For each ordinal 𝛂 < 𝛚, the successorship runs
_through_ 𝛂 on the way _to_ 𝛂+1.
What the successorship runs through is
the essence of what we mean by finite.

𝛚 is the first infinite ordinal.
The successorship does not run _to_ 𝛚
If the successorship ran _to_ 𝛚, 𝛚 would be
included in what we mean by finite.

----
The successorship runs to all the things which the
successorship runs to. It does not run to anything
it does not run to.

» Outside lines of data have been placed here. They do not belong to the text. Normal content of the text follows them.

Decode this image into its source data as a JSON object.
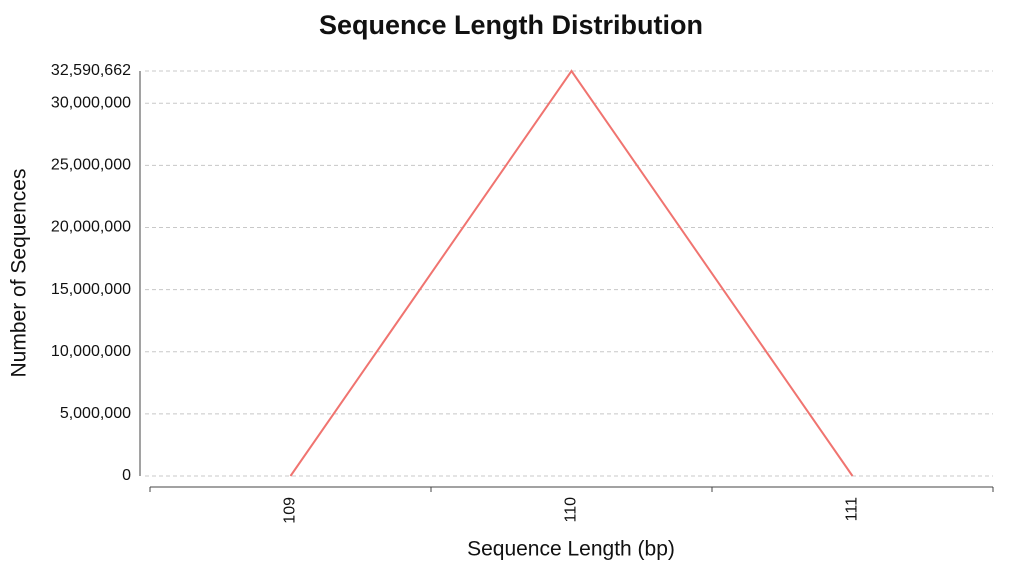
{
  "chart_data": {
    "type": "line",
    "title": "Sequence Length Distribution",
    "x_label": "Sequence Length (bp)",
    "y_label": "Number of Sequences",
    "categories": [
      "109",
      "110",
      "111"
    ],
    "series": [
      {
        "name": "Sequences",
        "color": "#f07470",
        "values": [
          0,
          32590662,
          0
        ]
      }
    ],
    "ylim": [
      0,
      32590662
    ],
    "yticks": [
      0,
      {
        "value": 5000000,
        "label": "5,000,000"
      },
      {
        "value": 10000000,
        "label": "10,000,000"
      },
      {
        "value": 15000000,
        "label": "15,000,000"
      },
      {
        "value": 20000000,
        "label": "20,000,000"
      },
      {
        "value": 25000000,
        "label": "25,000,000"
      },
      {
        "value": 30000000,
        "label": "30,000,000"
      },
      {
        "value": 32590662,
        "label": "32,590,662"
      }
    ],
    "grid": true
  }
}
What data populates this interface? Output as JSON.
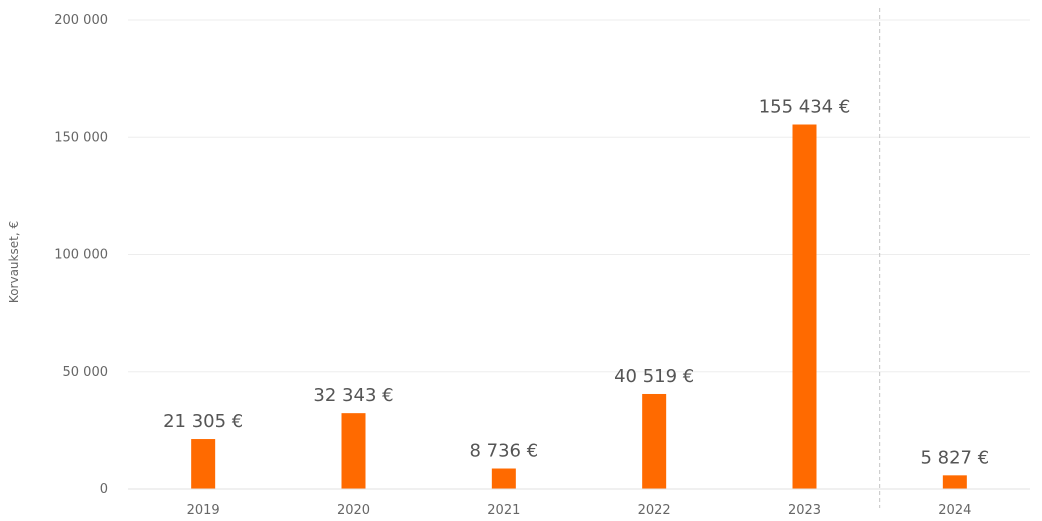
{
  "chart_data": {
    "type": "bar",
    "categories": [
      "2019",
      "2020",
      "2021",
      "2022",
      "2023",
      "2024"
    ],
    "values": [
      21305,
      32343,
      8736,
      40519,
      155434,
      5827
    ],
    "data_labels": [
      "21 305 €",
      "32 343 €",
      "8 736 €",
      "40 519 €",
      "155 434 €",
      "5 827 €"
    ],
    "ylabel": "Korvaukset, €",
    "xlabel": "",
    "ylim": [
      0,
      200000
    ],
    "yticks": [
      0,
      50000,
      100000,
      150000,
      200000
    ],
    "ytick_labels": [
      "0",
      "50 000",
      "100 000",
      "150 000",
      "200 000"
    ],
    "grid": true,
    "divider_before_category": "2024",
    "colors": {
      "bar": "#ff6a00",
      "grid": "#ededed",
      "divider": "#c4c4c4",
      "text": "#666666"
    }
  }
}
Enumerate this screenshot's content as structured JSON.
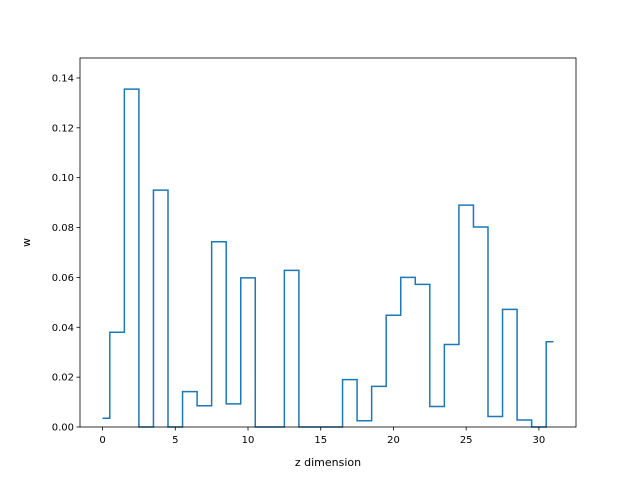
{
  "chart_data": {
    "type": "line",
    "drawstyle": "steps-mid",
    "title": "",
    "xlabel": "z dimension",
    "ylabel": "w",
    "x": [
      0,
      1,
      2,
      3,
      4,
      5,
      6,
      7,
      8,
      9,
      10,
      11,
      12,
      13,
      14,
      15,
      16,
      17,
      18,
      19,
      20,
      21,
      22,
      23,
      24,
      25,
      26,
      27,
      28,
      29,
      30,
      31
    ],
    "series": [
      {
        "color": "#1f77b4",
        "values": [
          0.0035,
          0.038,
          0.1355,
          0.0,
          0.095,
          0.0,
          0.0142,
          0.0085,
          0.0743,
          0.0093,
          0.0598,
          0.0,
          0.0,
          0.0628,
          0.0,
          0.0,
          0.0,
          0.019,
          0.0025,
          0.0163,
          0.0448,
          0.06,
          0.0572,
          0.0082,
          0.0331,
          0.089,
          0.0802,
          0.0042,
          0.0472,
          0.0028,
          0.0,
          0.0342
        ]
      }
    ],
    "xlim": [
      -1.55,
      32.55
    ],
    "ylim": [
      0,
      0.148
    ],
    "xticks": [
      0,
      5,
      10,
      15,
      20,
      25,
      30
    ],
    "xtick_labels": [
      "0",
      "5",
      "10",
      "15",
      "20",
      "25",
      "30"
    ],
    "yticks": [
      0,
      0.02,
      0.04,
      0.06,
      0.08,
      0.1,
      0.12,
      0.14
    ],
    "ytick_labels": [
      "0.00",
      "0.02",
      "0.04",
      "0.06",
      "0.08",
      "0.10",
      "0.12",
      "0.14"
    ],
    "grid": false,
    "legend": false
  }
}
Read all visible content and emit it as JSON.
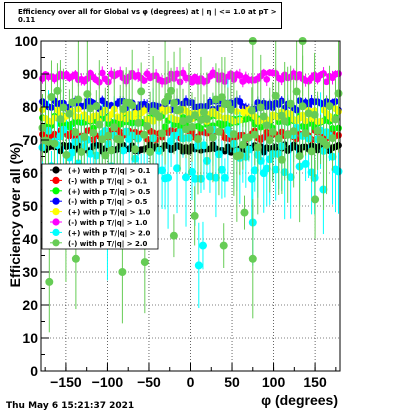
{
  "title": "Efficiency over all for Global vs φ (degrees) at | η | <= 1.0 at pT > 0.11",
  "footer": "Thu May  6 15:21:37 2021",
  "chart_data": {
    "type": "scatter",
    "title": "Efficiency over all for Global vs φ (degrees) at | η | <= 1.0 at pT > 0.11",
    "xlabel": "φ (degrees)",
    "ylabel": "Efficiency over all (%)",
    "xlim": [
      -180,
      180
    ],
    "ylim": [
      0,
      100
    ],
    "x_ticks": [
      -150,
      -100,
      -50,
      0,
      50,
      100,
      150
    ],
    "y_ticks": [
      0,
      10,
      20,
      30,
      40,
      50,
      60,
      70,
      80,
      90,
      100
    ],
    "grid": true,
    "legend_position": "left-middle",
    "n_bins": 100,
    "series": [
      {
        "name": "(+) with p T/|q| > 0.1",
        "color": "#000000",
        "base": 67.5,
        "spread": 1.2,
        "err": 1.2,
        "extra": []
      },
      {
        "name": "(-) with p T/|q| > 0.1",
        "color": "#ff0000",
        "base": 71.5,
        "spread": 1.5,
        "err": 1.4,
        "extra": []
      },
      {
        "name": "(+) with p T/|q| > 0.5",
        "color": "#00ff00",
        "base": 75.5,
        "spread": 2.0,
        "err": 2.0,
        "extra": []
      },
      {
        "name": "(-) with p T/|q| > 0.5",
        "color": "#0000ff",
        "base": 80.5,
        "spread": 1.5,
        "err": 1.5,
        "extra": []
      },
      {
        "name": "(+) with p T/|q| > 1.0",
        "color": "#ffff00",
        "base": 77.5,
        "spread": 2.0,
        "err": 2.0,
        "extra": []
      },
      {
        "name": "(-) with p T/|q| > 1.0",
        "color": "#ff00ff",
        "base": 89.0,
        "spread": 1.5,
        "err": 1.5,
        "extra": []
      },
      {
        "name": "(+) with p T/|q| > 2.0",
        "color": "#00ffff",
        "base": 66.0,
        "spread": 8.0,
        "err": 6.0,
        "extra": [
          [
            10,
            32
          ],
          [
            15,
            38
          ],
          [
            75,
            45
          ],
          [
            -100,
            40
          ],
          [
            160,
            55
          ]
        ]
      },
      {
        "name": "(-) with p T/|q| > 2.0",
        "color": "#66cc55",
        "base": 75.0,
        "spread": 10.0,
        "err": 8.0,
        "extra": [
          [
            -170,
            27
          ],
          [
            -138,
            34
          ],
          [
            -82,
            30
          ],
          [
            -55,
            33
          ],
          [
            -20,
            41
          ],
          [
            5,
            47
          ],
          [
            40,
            38
          ],
          [
            75,
            34
          ],
          [
            75,
            100
          ],
          [
            135,
            100
          ],
          [
            -150,
            47
          ],
          [
            110,
            64
          ],
          [
            150,
            52
          ],
          [
            -115,
            58
          ],
          [
            65,
            48
          ]
        ]
      }
    ]
  }
}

This seems like a useless observation.

It is slightly more useful to point out that the
successorship runs to the things we count with.
That is a good enough reason for us to distinguish between
things the successorship runs to and things it
does not run to.

That bit I keep repeating about splits and crossing-pairs
and beginning and ending is a description of being
something the successorship runs to. A good description
is useful for reasoning from truth-preserving-ly.